The song was very popular, it "glorified the danger of hikes to Petra"; to discourage the youth, David Ben-Gurion banned the song from the radio. As a result, "forbidden song about forbidden city" became even more popular.

== Legacy ==

There lies down a moon in red.
All the rocks are in the colour of blood.
Going to Petra
There the body is simmering in madness
The hallucinations are about to fly
...
There, your lips kiss tranquility.
The drums of passion are beating rapidly.
Going to Petra.
I shall cross a river, and dive into the desert.
Like a wild tiger, a night in the desert.

Almost all Israelis were familiar with the song, Petra was featured later in many books and songs. Among them is a book by Amos Oz, A Perfect Peace, written in 1982, that tells a story of young kibbutznik dissatisfied with his life, who leaves his wife and home and heads to Petra where "[t]here lay[s] the Land of Edom. The Kingdom of Transjordan. The city half as old as time. The enemy's home." This is a reference to the first stanza of Hefer's song. Another example is a short story by Ruth Almog, titled "Susim" ("Horses"), about a young man, Oscar, who made aliyah with his mother after surviving in the Holocaust. He served in the army, but when he heard about the Petra hike, his sabra-friend told him that "Petra is not for soaps" (soap ("sabon" in Hebrew) was a derogatory nickname for immigrant-Israelis who survived the Holocaust (Note: The nickname 'soap' was in reference to the myth about soap made from human corpses by the Nazis during the Holocaust (see also "Holocaust humor"), combined with the assertion of the lack of fighting will of the Holocaust victims).

Another example of the song's legacy is Dana International's song from her 1994 album Umpatampa, titled "Nosa'at le-Petra" ("Going to Petra"), written by Yoav Ginai.

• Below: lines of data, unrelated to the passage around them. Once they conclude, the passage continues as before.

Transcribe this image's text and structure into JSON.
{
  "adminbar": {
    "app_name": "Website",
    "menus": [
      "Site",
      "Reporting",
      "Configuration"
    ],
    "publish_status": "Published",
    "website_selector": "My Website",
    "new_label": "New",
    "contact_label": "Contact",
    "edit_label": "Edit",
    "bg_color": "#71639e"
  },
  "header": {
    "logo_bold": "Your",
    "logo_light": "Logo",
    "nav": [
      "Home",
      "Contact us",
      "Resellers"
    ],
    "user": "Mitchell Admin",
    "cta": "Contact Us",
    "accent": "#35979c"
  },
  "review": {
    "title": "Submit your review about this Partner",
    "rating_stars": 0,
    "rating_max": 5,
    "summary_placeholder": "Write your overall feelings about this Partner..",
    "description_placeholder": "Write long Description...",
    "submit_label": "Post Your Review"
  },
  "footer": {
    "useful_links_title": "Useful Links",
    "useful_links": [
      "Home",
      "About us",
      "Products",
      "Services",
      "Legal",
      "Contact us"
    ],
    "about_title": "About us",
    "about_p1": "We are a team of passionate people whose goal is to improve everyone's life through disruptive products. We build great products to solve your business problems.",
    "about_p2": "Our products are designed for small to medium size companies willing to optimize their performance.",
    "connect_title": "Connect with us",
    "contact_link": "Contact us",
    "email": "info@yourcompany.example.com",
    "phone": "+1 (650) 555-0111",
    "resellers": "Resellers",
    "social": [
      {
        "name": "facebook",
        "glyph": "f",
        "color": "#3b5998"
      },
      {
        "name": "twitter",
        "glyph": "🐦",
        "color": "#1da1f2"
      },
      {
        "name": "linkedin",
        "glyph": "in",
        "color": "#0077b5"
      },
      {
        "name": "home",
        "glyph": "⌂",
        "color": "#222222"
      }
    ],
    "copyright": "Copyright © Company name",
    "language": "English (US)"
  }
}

By incorporating the Petra theme, Dana International—transsexual singer and LGBTQ advocate,—showed that Hefer's words were still known to Israelis; she "criticizes the nationalistic myth, sexualizes it with metaphors not appearing in the original version, and satirizes the nature-loving Palmach language of Haim Hefer, which was in favor of powerful full moons". Dana's song was called a "political-sexual parody".